Quick summary of what Carly and I talked about: her mom has a very strong walk with the Lord and her dad does not. This may shock some people, but so many people here at Cedarville with that. We make our families look so good on the outside, but if you look just a bit closer you will start to notice how shattered and broken we really are. As Christians we want to let people in, but we only want them to see the good. When in reality, when we open up and expose our brokenness and how God is working through it, our stories become so much more impactful.
The thing that really keeps coming to mind is the idea of going to God first. I can wrap up Carly’s whole story with going to the Lord and actually setting your desires at his feet. I mean so many times in the Bible we hear that God wants us to just ask! In all honesty, we often don’t even have time to ask because we are so busying complaining to our friends and trying and do things on our own. By the time we finally get to the Lord we are so discouraged we no longer believe he can actually help and so we don’t even bother asking for his help.

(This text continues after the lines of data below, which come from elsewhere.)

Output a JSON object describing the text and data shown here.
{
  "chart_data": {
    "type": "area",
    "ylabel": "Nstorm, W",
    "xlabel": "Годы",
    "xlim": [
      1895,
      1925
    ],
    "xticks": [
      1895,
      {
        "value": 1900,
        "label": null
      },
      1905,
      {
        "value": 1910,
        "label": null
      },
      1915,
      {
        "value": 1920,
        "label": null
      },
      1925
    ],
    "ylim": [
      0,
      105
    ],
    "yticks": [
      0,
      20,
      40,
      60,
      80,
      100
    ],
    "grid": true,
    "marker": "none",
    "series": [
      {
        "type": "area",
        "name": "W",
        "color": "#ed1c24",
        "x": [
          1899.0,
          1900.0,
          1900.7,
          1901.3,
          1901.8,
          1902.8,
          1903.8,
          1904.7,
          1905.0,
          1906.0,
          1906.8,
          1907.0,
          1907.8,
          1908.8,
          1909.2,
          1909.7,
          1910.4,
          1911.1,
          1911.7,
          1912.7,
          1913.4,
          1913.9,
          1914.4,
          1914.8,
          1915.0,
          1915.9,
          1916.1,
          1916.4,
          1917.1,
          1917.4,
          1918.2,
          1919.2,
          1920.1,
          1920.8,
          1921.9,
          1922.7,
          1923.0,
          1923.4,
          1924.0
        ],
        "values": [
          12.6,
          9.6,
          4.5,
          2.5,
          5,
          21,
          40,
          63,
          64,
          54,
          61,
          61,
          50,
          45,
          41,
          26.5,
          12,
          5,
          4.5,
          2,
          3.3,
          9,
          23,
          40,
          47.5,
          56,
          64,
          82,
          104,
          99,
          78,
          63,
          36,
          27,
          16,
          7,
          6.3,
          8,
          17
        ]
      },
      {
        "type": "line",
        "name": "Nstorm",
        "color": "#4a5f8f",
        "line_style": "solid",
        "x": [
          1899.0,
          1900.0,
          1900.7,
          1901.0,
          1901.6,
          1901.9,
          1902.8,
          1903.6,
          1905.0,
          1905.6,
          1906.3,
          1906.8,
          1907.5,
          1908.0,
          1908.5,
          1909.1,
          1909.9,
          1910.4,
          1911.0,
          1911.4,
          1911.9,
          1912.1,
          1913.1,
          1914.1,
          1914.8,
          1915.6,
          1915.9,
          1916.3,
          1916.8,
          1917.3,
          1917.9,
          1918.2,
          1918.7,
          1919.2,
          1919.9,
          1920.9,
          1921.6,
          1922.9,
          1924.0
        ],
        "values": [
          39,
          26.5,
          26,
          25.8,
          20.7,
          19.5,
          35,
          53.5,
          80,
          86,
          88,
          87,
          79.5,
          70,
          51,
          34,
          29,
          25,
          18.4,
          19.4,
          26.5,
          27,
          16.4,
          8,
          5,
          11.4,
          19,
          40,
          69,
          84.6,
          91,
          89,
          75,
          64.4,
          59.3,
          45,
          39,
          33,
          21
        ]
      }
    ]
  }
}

So, let me get a bit honest with you. I am in the same boat as Carly, longing for salvation of people I love. However, instead of staring at a wall trying to figure out what to say or do, why am I not going to the Lord first.
Why am I not asking and expecting that the Lord will be faithful to his Word; seeking and knowing that I will find; knocking and believing that the door will be opened to me (Matthew 7:7).
Ultimately my problem is that I do not trust that the Lord is good and that he will do as he says he will. I am filled with doubt and fear on what is next. I am so caught up in my own anger, exhaustion, and frustration that I am not allowing the Lord to step in and open my eyes to see how he is working. I need to get on my knees and start praying for the people I love and believe that God is going to show me some miraculous things.
I understand, it’s easy to try and unload all of your problems on those around you and not go to God first. But remember, God is the ONLY one who can handle all your problems, and turn your pain into something beautiful.